Où se trouvait-il ? La surface lui paraissait bien loin, la lumière inatteignable. Il était perdu, rien pour le guider. Il voulut crier, en vain. Il n’arrivait pas à bouger, comme enchaîné, les membres engourdis, la voix enrouée. Autour de lui, l’obscurité, rien que l’obscurité, comme une seconde peau, collante et visqueuse. Il tremblait. Mais où était-il donc ? Était-il seul ? Il commença à avoir peur, se débattit mais en vain, en vain… Il ne bougeait pas, n’arrivait pas à bouger. Que lui arrivait-il ? Il voulut pleurer, les larmes ne vinrent pas et la peine s’accumula, gonfla dans sa gorge, gonfla et gonfla, encore et encore, l’acide monta et il voulut cracher mais rien ne sortit. Tout était silencieux, un silence total, assourdissant, suffoquant.

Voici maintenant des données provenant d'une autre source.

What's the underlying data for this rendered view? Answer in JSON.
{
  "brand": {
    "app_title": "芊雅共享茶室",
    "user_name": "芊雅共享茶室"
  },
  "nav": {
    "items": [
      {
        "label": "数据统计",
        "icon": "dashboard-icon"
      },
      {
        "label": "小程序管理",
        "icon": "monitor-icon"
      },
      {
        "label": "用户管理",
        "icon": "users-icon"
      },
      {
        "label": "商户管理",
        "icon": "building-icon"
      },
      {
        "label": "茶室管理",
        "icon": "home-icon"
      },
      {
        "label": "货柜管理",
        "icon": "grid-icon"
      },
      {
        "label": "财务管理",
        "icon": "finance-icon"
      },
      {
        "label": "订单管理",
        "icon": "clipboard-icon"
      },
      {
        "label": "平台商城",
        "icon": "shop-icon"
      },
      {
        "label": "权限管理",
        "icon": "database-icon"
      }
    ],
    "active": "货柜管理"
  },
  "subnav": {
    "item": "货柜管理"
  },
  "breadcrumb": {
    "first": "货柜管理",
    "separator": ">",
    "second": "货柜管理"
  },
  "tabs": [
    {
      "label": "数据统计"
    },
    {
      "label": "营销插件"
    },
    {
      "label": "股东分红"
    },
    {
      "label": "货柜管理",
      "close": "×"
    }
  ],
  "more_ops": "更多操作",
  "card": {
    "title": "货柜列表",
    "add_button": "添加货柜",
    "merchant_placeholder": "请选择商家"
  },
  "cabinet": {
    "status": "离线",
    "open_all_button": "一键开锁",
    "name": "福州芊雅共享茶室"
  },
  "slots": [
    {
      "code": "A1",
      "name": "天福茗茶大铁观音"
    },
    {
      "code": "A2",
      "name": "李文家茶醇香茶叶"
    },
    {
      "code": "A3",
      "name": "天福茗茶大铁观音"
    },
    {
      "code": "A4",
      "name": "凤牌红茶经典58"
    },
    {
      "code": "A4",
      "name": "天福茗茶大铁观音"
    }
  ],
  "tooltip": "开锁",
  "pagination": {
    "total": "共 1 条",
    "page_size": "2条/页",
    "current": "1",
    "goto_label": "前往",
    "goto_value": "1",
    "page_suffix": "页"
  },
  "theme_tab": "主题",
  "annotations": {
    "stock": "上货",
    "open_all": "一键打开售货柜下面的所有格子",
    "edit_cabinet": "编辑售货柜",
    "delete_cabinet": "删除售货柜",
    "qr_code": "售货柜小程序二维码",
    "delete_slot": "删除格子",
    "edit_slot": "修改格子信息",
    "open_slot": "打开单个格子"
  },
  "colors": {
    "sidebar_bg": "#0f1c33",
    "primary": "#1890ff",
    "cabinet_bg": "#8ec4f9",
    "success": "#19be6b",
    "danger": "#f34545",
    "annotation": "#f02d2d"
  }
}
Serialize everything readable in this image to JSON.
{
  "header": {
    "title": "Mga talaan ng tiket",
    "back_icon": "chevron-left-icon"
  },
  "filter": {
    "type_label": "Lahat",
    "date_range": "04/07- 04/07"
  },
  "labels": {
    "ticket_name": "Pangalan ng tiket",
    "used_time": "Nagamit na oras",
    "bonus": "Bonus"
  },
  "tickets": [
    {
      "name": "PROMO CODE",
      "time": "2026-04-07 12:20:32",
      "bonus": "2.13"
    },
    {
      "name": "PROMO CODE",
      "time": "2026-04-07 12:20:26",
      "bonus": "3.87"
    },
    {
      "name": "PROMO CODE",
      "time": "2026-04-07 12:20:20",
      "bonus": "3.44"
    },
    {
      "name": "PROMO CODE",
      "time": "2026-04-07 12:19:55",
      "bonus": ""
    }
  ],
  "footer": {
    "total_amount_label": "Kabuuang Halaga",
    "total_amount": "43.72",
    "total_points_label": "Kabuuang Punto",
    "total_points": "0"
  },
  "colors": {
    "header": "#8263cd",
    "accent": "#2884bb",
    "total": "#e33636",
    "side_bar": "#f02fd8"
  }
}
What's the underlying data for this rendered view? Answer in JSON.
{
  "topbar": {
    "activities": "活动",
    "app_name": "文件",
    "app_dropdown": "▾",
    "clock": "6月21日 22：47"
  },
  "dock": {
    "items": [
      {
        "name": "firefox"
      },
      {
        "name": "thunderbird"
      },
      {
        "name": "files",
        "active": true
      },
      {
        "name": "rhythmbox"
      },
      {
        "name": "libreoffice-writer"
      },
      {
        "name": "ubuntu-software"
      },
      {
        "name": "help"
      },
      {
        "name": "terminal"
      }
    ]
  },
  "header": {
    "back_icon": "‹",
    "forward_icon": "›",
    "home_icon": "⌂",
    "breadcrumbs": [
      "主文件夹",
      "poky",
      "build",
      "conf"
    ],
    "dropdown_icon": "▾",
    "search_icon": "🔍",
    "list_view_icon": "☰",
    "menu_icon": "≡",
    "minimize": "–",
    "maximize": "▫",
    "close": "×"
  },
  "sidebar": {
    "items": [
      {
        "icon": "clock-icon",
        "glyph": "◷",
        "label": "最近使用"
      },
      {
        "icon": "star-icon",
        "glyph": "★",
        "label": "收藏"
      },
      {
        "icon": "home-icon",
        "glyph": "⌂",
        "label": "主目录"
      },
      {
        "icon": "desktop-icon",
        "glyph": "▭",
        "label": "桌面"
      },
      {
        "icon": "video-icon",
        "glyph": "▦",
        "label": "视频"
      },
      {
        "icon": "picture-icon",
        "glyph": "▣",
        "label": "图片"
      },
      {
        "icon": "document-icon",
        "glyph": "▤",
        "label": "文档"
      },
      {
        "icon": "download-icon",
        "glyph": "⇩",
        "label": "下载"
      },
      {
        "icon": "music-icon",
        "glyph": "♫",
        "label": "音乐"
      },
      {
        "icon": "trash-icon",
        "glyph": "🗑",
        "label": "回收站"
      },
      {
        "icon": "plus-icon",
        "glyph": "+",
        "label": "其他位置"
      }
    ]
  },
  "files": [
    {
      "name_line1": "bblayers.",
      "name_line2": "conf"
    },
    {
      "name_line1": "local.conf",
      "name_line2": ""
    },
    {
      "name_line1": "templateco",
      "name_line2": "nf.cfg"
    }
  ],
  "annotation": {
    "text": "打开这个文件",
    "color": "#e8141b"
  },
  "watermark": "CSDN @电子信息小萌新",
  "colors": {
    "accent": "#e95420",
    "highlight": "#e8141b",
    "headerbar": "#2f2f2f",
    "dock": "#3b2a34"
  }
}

Il ferma les yeux. Le noir recouvrait ses paupières, les alourdissait. Dormait-il ? Il ne le savait pas. Il voulut appeler à l’aide, sans succès, alors les pleurs se firent plus urgents. Il tenta de se recroqueviller sur lui-même, mais son corps ne répondait pas, ne l’écoutait pas. Et puis la surface, comme un signal d’alarme dans sa tête, la surface ! Il gémit d’incompréhension, d’angoisse, de peur, de tout mais rien n’aidait. Il voulait sortir de là, sortir de cette camisole, de cette bulle qui l’emprisonnait, mais rien, absolument rien ne l’avançait. Ni lumière pour l’illuminer, ni son, ni odeur pour le ramener en haut, au-dessus de la surface. Et les maux, toutes les larmes qui l’alourdissaient, comme un poids à la cheville, qui l’entraînaient dans les vastes profondeurs opaques de la peur. Pas d’issue, pas de sortie de secours, pas de signaux indiquant une possible fuite. Son corps était prisonnier et son cœur aussi.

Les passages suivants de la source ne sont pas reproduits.